If there is anything unclear in my answer, feel free to ask for clarification, and I will be happy to revise my answer to make it clearer, if possible.

0
-2

I checked it up in its Greek texts and the word is pneumati πνεύματι (dative singular noun).

Therefore

and those who worship him must worship in spirituality and truth.

The translated spirituality here is not the market variety of "spirituality", but the direct dative derivative of being a spirit.

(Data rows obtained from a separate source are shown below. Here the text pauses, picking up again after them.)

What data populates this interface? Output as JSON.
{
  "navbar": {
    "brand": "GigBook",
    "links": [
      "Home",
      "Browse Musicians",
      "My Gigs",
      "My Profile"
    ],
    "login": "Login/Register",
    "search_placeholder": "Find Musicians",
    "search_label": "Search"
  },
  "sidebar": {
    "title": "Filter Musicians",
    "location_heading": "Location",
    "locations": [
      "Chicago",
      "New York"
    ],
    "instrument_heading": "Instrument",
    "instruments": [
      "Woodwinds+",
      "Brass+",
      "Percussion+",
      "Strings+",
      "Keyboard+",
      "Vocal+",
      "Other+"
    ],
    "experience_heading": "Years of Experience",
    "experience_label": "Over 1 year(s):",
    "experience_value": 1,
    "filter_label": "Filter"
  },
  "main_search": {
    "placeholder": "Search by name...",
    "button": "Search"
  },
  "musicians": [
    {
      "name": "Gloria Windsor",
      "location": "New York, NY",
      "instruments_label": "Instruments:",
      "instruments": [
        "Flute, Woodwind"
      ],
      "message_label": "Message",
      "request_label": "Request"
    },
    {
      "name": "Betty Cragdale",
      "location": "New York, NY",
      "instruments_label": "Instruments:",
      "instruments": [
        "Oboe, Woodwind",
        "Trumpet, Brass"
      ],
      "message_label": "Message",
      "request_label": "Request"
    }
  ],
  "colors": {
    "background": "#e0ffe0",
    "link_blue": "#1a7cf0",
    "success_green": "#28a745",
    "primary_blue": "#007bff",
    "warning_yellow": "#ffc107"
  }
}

For example, the dative derivatives

  • Man = manly => manliness
  • Woman = womanly => womanliness
  • child = childish => childishness
  • pneuma => ... => pneumati
  • spirit => spiritlike => in the state of being a spirit

Therefore,

... those who worship him must worship him in truth and while in the state of being a spirit.

3
  • Does that mean we need to be transformed to spirits in order to worship God?
    – Mawia
    Sep 2, 2013 at 8:14
  • I am not a christian, so I cannot tell you how to be a christian. Only that I have been to christian theological studies and have been a persistent student of christian scriptures and literature. Being Jewish, I don't quite agree with the concept in this verse, because it reduces Deut 6:5.
    – Cynthia
    Sep 2, 2013 at 13:55
  • How do you think it reduces Deut 6:5?